The Iowa Democrat, a major advocate for ethanol, also wants to expand opportunities for the corn-based version of the fuel. He said he would like to include language that would raise the amount of ethanol that can be blended into gasoline from 10 percent to 15 percent — a change the ethanol industry has been lobbying for but auto manufacturers have been hesitant to embrace and environmental groups have balked at. “EPA’s got to get over their absolute rejection of ethanol. They’ve just got to get over it,” Harkin said. “And we’re going to force them to get over it.”
Just to be clear, Harkin, who is a real live actual lawyer by professional qualification, told the Times’ Climate Wire: “If it’s like the House bill, I’ll be reasonably happy. We want no indirect land use, things like that in there — there is no scientific basis for that.”

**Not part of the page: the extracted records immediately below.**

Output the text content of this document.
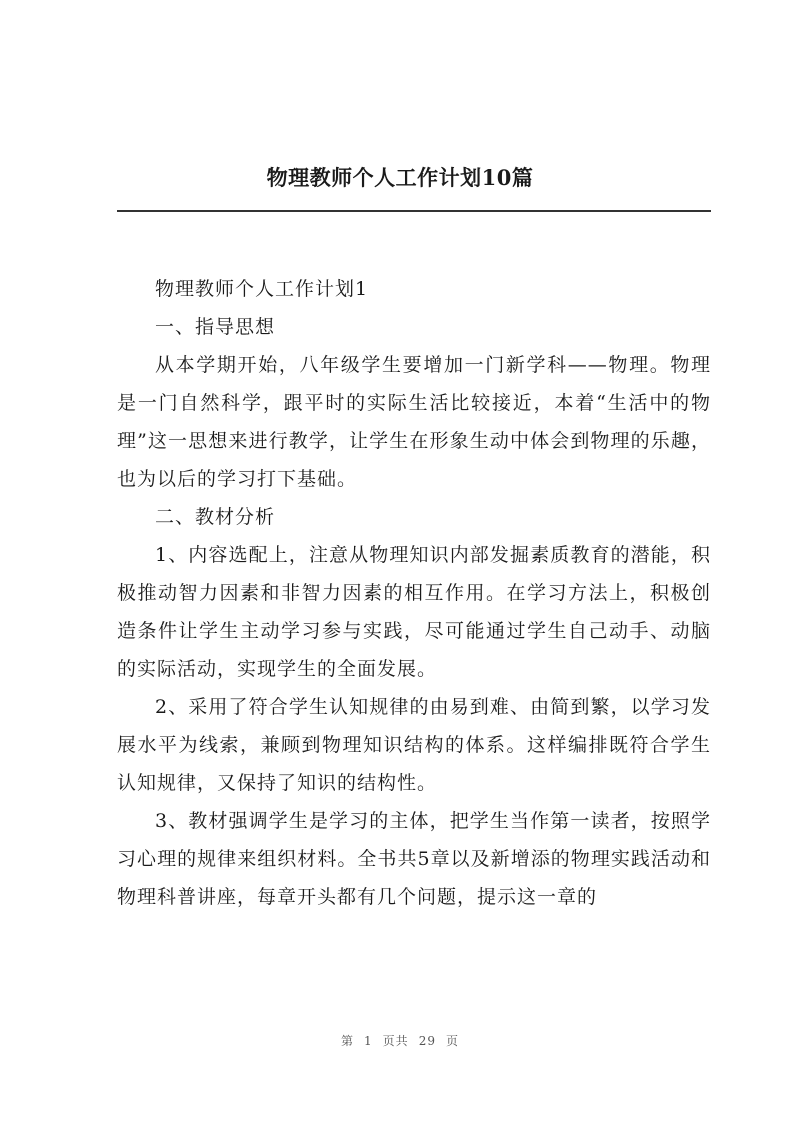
物理教师个人工作计划10篇

物理教师个人工作计划1

一、指导思想

从本学期开始，八年级学生要增加一门新学科——物理。物理是一门自然科学，跟平时的实际生活比较接近，本着“生活中的物理”这一思想来进行教学，让学生在形象生动中体会到物理的乐趣，也为以后的学习打下基础。

二、教材分析

1、内容选配上，注意从物理知识内部发掘素质教育的潜能，积极推动智力因素和非智力因素的相互作用。在学习方法上，积极创造条件让学生主动学习参与实践，尽可能通过学生自己动手、动脑的实际活动，实现学生的全面发展。

2、采用了符合学生认知规律的由易到难、由简到繁，以学习发展水平为线索，兼顾到物理知识结构的体系。这样编排既符合学生认知规律，又保持了知识的结构性。

3、教材强调学生是学习的主体，把学生当作第一读者，按照学习心理的规律来组织材料。全书共5章以及新增添的物理实践活动和物理科普讲座，每章开头都有几个问题，提示这一章的

第 1 页共 29 页
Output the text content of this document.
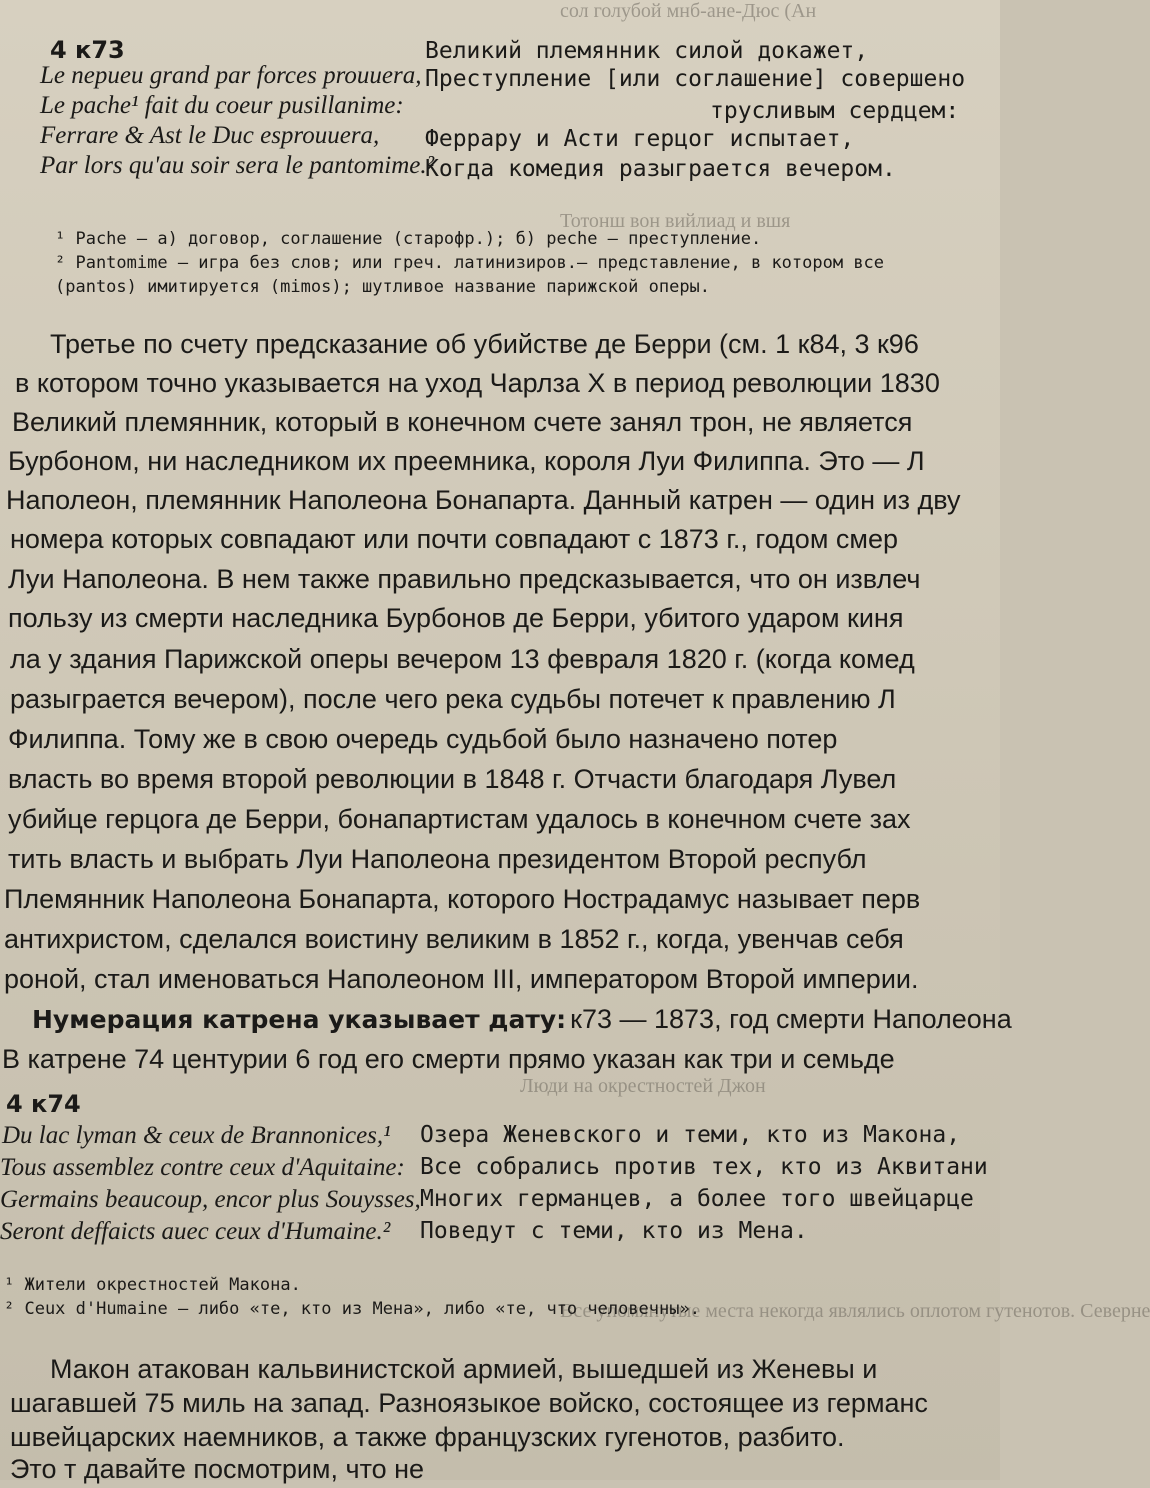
сол голубой мнб-ане-Дюс (Ан
Тотонш вон вийлиад и вшя
Люди на окрестностей Джон
Все упомянутые места некогда являлись оплотом гутенотов. Северне
4 к73
Le nepueu grand par forces prouuera,
Le pache¹ fait du coeur pusillanime:
Ferrare & Ast le Duc esprouuera,
Par lors qu'au soir sera le pantomime.²
Великий племянник силой докажет,
Преступление [или соглашение] совершено
трусливым сердцем:
Феррару и Асти герцог испытает,
Когда комедия разыграется вечером.
¹ Pache — а) договор, соглашение (старофр.); б) peche — преступление.
² Pantomime — игра без слов; или греч. латинизиров.— представление, в котором все
(pantos) имитируется (mimos); шутливое название парижской оперы.
Третье по счету предсказание об убийстве де Берри (см. 1 к84, 3 к96
в котором точно указывается на уход Чарлза X в период революции 1830
Великий племянник, который в конечном счете занял трон, не является
Бурбоном, ни наследником их преемника, короля Луи Филиппа. Это — Л
Наполеон, племянник Наполеона Бонапарта. Данный катрен — один из дву
номера которых совпадают или почти совпадают с 1873 г., годом смер
Луи Наполеона. В нем также правильно предсказывается, что он извлеч
пользу из смерти наследника Бурбонов де Берри, убитого ударом киня
ла у здания Парижской оперы вечером 13 февраля 1820 г. (когда комед
разыграется вечером), после чего река судьбы потечет к правлению Л
Филиппа. Тому же в свою очередь судьбой было назначено потер
власть во время второй революции в 1848 г. Отчасти благодаря Лувел
убийце герцога де Берри, бонапартистам удалось в конечном счете зах
тить власть и выбрать Луи Наполеона президентом Второй республ
Племянник Наполеона Бонапарта, которого Нострадамус называет перв
антихристом, сделался воистину великим в 1852 г., когда, увенчав себя
роной, стал именоваться Наполеоном III, императором Второй империи.
Нумерация катрена указывает дату: к73 — 1873, год смерти Наполеона
В катрене 74 центурии 6 год его смерти прямо указан как три и семьде
4 к74
Du lac lyman & ceux de Brannonices,¹
Tous assemblez contre ceux d'Aquitaine:
Germains beaucoup, encor plus Souysses,
Seront deffaicts auec ceux d'Humaine.²
Озера Женевского и теми, кто из Макона,
Все собрались против тех, кто из Аквитани
Многих германцев, а более того швейцарце
Поведут с теми, кто из Мена.
¹ Жители окрестностей Макона.
² Ceux d'Humaine — либо «те, кто из Мена», либо «те, что человечны».
Макон атакован кальвинистской армией, вышедшей из Женевы и
шагавшей 75 миль на запад. Разноязыкое войско, состоящее из германс
швейцарских наемников, а также французских гугенотов, разбито.
Это т давайте посмотрим, что не
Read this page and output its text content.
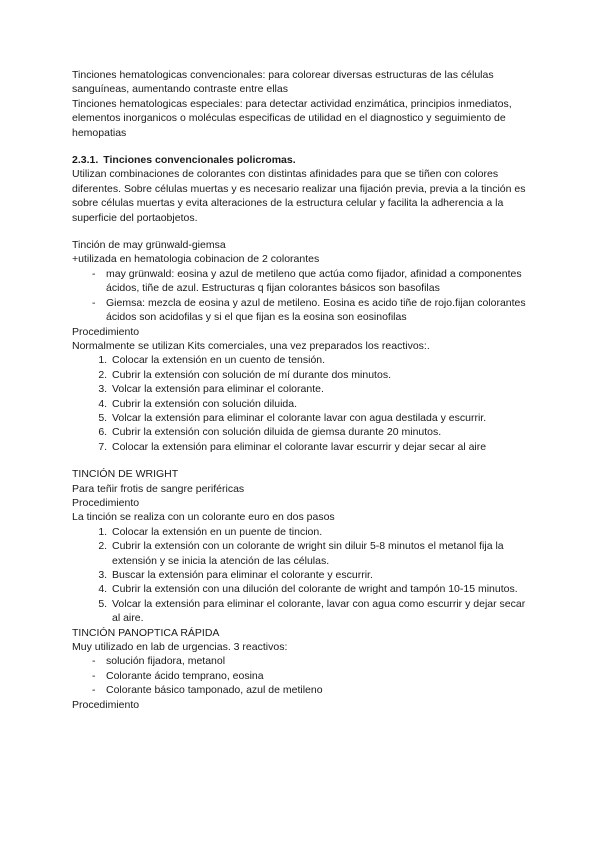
Tinciones hematologicas convencionales: para colorear diversas estructuras de las células sanguíneas, aumentando contraste entre ellas

Tinciones hematologicas especiales: para detectar actividad enzimática, principios inmediatos, elementos inorganicos o moléculas especificas de utilidad en el diagnostico y seguimiento de hemopatias

2.3.1. Tinciones convencionales policromas.

Utilizan combinaciones de colorantes con distintas afinidades para que se tiñen con colores diferentes. Sobre células muertas y es necesario realizar una fijación previa, previa a la tinción es sobre células muertas y evita alteraciones de la estructura celular y facilita la adherencia a la superficie del portaobjetos.

Tinción de may grünwald-giemsa

+utilizada en hematologia cobinacion de 2 colorantes

- may grünwald: eosina y azul de metileno que actúa como fijador, afinidad a componentes ácidos, tiñe de azul. Estructuras q fijan colorantes básicos son basofilas
- Giemsa: mezcla de eosina y azul de metileno. Eosina es acido tiñe de rojo.fijan colorantes ácidos son acidofilas y si el que fijan es la eosina son eosinofilas

Procedimiento

Normalmente se utilizan Kits comerciales, una vez preparados los reactivos:.

1. Colocar la extensión en un cuento de tensión.
2. Cubrir la extensión con solución de mí durante dos minutos.
3. Volcar la extensión para eliminar el colorante.
4. Cubrir la extensión con solución diluida.
5. Volcar la extensión para eliminar el colorante lavar con agua destilada y escurrir.
6. Cubrir la extensión con solución diluida de giemsa durante 20 minutos.
7. Colocar la extensión para eliminar el colorante lavar escurrir y dejar secar al aire

TINCIÓN DE WRIGHT

Para teñir frotis de sangre periféricas

Procedimiento

La tinción se realiza con un colorante euro en dos pasos

1. Colocar la extensión en un puente de tincion.
2. Cubrir la extensión con un colorante de wright sin diluir 5-8 minutos el metanol fija la extensión y se inicia la atención de las células.
3. Buscar la extensión para eliminar el colorante y escurrir.
4. Cubrir la extensión con una dilución del colorante de wright and tampón 10-15 minutos.
5. Volcar la extensión para eliminar el colorante, lavar con agua como escurrir y dejar secar al aire.

TINCIÓN PANOPTICA RÁPIDA

Muy utilizado en lab de urgencias. 3 reactivos:

- solución fijadora, metanol
- Colorante ácido temprano, eosina
- Colorante básico tamponado, azul de metileno

Procedimiento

The land use issue is not a fringe matter: both the California and EPA estimates (omitting, in the second case, an indefensible fantasy scenario in which corn ethanol has to be grown for a hundred years) recognize land use change emissions and find corn ethanol to be no more climate friendly than gasoline. I had a hand in the California analysis and I can offer several reasons why the numbers the Air Resources Board are using are too low. In any case, no scientific analysis has ever shown the indirect land use change discharge from crop-sourced ethanol to be zero or close to it. Congress is setting up to put global warming policy for transportation fuels into reverse and burn the trees out from under a lot of tropical creatures, and we haven’t even heard from the coal folks in the Senate; surely they expect equal rights to profit by toasting the planet.
No wonder Obama’s climate initiative at the G-8 was dissed. He promised policy would be constrained by reality as science observes it, but apparently that was, let’s say, aspirational, and he went to l’Aquila with empty hands, in fact with a generally weak environmental record going back to the transit-stingy stimulus.
Has anyone seen John Holdren doing any actual science advising, by the way?